I wouldn’t link
this if it was just another COVID piece, but it’s got a lot more going for it. There are lessons from scholars of the 1930s and 40s that were lost, from the beginning of germ warfare and the efforts to protect the lungs of miners. Much that we once knew might have helped, but some ideas become unpopular and are thus dismissed— even in hard scientific fields.
4 comments:
Fascinating! Thank you.
In an essay titled The Curse of Labels, GK Chesterton attributed to American humorist 'Artemus Ward' (1834 – 1867) the following quote:
“It ain’t so much men’s ignorance that does the harm as their knowing so many things that ain’t so.”

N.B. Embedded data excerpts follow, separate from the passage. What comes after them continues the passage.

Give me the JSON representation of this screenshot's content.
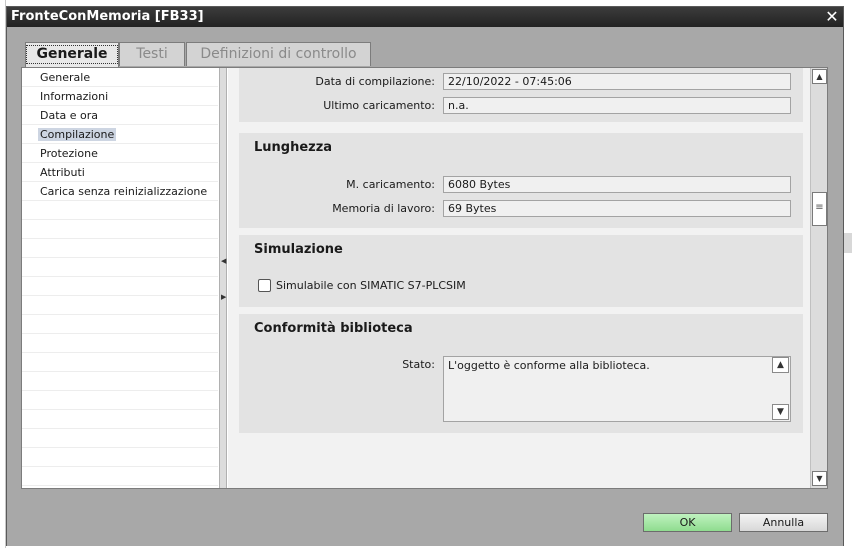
{
  "window": {
    "title": "FronteConMemoria [FB33]"
  },
  "tabs": [
    {
      "label": "Generale",
      "active": true
    },
    {
      "label": "Testi",
      "active": false
    },
    {
      "label": "Definizioni di controllo",
      "active": false
    }
  ],
  "nav": {
    "items": [
      {
        "label": "Generale"
      },
      {
        "label": "Informazioni"
      },
      {
        "label": "Data e ora"
      },
      {
        "label": "Compilazione",
        "selected": true
      },
      {
        "label": "Protezione"
      },
      {
        "label": "Attributi"
      },
      {
        "label": "Carica senza reinizializzazione"
      }
    ]
  },
  "compile_info": {
    "compile_date_label": "Data di compilazione:",
    "compile_date_value": "22/10/2022 - 07:45:06",
    "last_load_label": "Ultimo caricamento:",
    "last_load_value": "n.a."
  },
  "length": {
    "title": "Lunghezza",
    "load_mem_label": "M. caricamento:",
    "load_mem_value": "6080 Bytes",
    "work_mem_label": "Memoria di lavoro:",
    "work_mem_value": "69 Bytes"
  },
  "simulation": {
    "title": "Simulazione",
    "checkbox_label": "Simulabile con SIMATIC S7-PLCSIM",
    "checked": false
  },
  "library": {
    "title": "Conformità biblioteca",
    "status_label": "Stato:",
    "status_value": "L'oggetto è conforme alla biblioteca."
  },
  "footer": {
    "ok_label": "OK",
    "cancel_label": "Annulla"
  },
  "colors": {
    "ok_button": "#9fe39f",
    "title_bar": "#2b2b2b",
    "dialog_bg": "#a8a8a8",
    "section_bg": "#e3e3e3",
    "selected_nav": "#cdd5e2"
  }
}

It's hard to argue that the tardiness of international and national health bodies in grokking that COVID is airborne wasn't 'harm', and by this account it really was the stubborn stickyness of incorrect 'knowledge', (coupled perhaps with annoyance at people 'outside the field' thinking that they knew better) that delayed the acceptance of the fact.
Present readership was probably all involved in discussing mask use in March 2020 over at AVIs blog, so we were well ahead of the authorities. Pretty much as soon as there was new-availability I ordered KN95 masks in bulk, as it seemed to me that if one was going to mask (voluntarily or otherwise), it might as well be with a mask that would be somewhat effective for airborne pathogens. at issue.
We were discussing N95s here as early as January 2020.
https://grimbeorn.blogspot.com/2020/01/masks-selling-out.html?m=1
unpopular and thus dismissed. Ignoring single randoms online is easy. But not when your civilization collapses due to ignoring warnings.